Wie ich bereits vermutete, saß Cole auf seinem Bett und musizierte. Umso faszinierter war ich von diesem Anblick, als ich zudem bemerkte, wie vertraut er mit seiner Gitarre umging. Er machte einen friedlichen Eindruck, während er zu den Klängen seiner Saiten sang.

Glücklicherweise hatte er sowohl Fenster als auch die Balkontür offen, denn andernfalls wäre ich mir nicht sicher, ob ich überhaupt die Töne des Instruments vernommen hätte. Und das war garantiert nichts, was ich mir hätte entgehen lassen wollen.

Ich konnte weder den Song genau entziffern noch erkannte ich seine Stimme klar und deutlich, doch das, was die Entfernung mir zukommen ließ, hörte sich so fantastisch an. Cole besaß definitiv ein Gespür für die Musik, was ihn in meinen Augen gleich so viel lieblicher machte.

Offenbar arbeitete er ebenso wie ich nicht grundlos in einem Musikgeschäft. Ich hätte mir eigentlich denken müssen, dass er dieses Instrument spielte, denn außer ihm, stimmte niemand die Gitarren bei uns im Butterfly's. Normalerweise kümmerte er sich allein um diese Abteilung.

Ein Schmunzeln stahl sich auf meine Lippen, als ich erkannte, dass er dabei die Augen geschlossen hielt. Ich musste nicht direkt bei ihm sein, um zu erkennen, dass er mit so viel Leidenschaft eins mit diesem Song wurde. Er erinnerte mich an mich.

An die Zeiten, in denen ich es noch genossen hatte, eins mit der Musik zu werden. An manchen Tagen half sie mir, den Kopf freizukriegen oder schwierige Entscheidungen zu treffen, indem ich mich nur an mein Klavier setzte und die Töne meines Lieblingssongs spielte.

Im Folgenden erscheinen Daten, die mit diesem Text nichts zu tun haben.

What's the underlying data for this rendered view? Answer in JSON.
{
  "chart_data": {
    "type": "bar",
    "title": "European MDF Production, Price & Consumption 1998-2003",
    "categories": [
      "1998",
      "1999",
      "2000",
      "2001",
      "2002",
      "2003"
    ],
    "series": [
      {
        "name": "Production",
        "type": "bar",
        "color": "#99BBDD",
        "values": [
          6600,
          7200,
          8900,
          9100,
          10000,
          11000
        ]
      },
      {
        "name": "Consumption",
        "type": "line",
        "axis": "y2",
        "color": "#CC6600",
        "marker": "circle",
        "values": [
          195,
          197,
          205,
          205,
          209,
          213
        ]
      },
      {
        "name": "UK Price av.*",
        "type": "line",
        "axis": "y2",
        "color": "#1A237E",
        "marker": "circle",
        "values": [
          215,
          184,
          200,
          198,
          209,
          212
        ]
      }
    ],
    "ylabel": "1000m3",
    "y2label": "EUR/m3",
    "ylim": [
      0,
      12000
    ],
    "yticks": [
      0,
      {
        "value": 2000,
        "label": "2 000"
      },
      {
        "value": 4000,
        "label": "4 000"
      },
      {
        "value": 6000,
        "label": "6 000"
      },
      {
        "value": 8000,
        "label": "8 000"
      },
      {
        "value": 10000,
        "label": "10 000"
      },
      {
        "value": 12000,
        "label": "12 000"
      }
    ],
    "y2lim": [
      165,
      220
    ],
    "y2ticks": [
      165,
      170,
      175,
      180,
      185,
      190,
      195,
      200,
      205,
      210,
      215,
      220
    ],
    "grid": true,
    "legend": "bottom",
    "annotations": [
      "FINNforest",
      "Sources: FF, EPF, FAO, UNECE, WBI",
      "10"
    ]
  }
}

Es wäre bestimmt bis heute noch so gewesen, wenn ich nicht unglaubliche Angst davor hätte, meinen Eltern und auch mir tieferen Kummer zu bereiten, bloß weil ich meiner Leidenschaft nachgehen wollte. Das Klavier sollte nicht ständig die Wunden unseres Verlustes aufreißen.

Beim Gedanken an Enzo zog sich meine Brust schmerzhaft zusammen, sodass ich instinktiv nach meiner Kette griff. Ich war so wütend auf ihn. So sehr, dass mir in diesem Augenblick nicht das Schmuckstück Kraft gab, das er mir übrig gelassen hatte, sondern Coles Erscheinungsbild.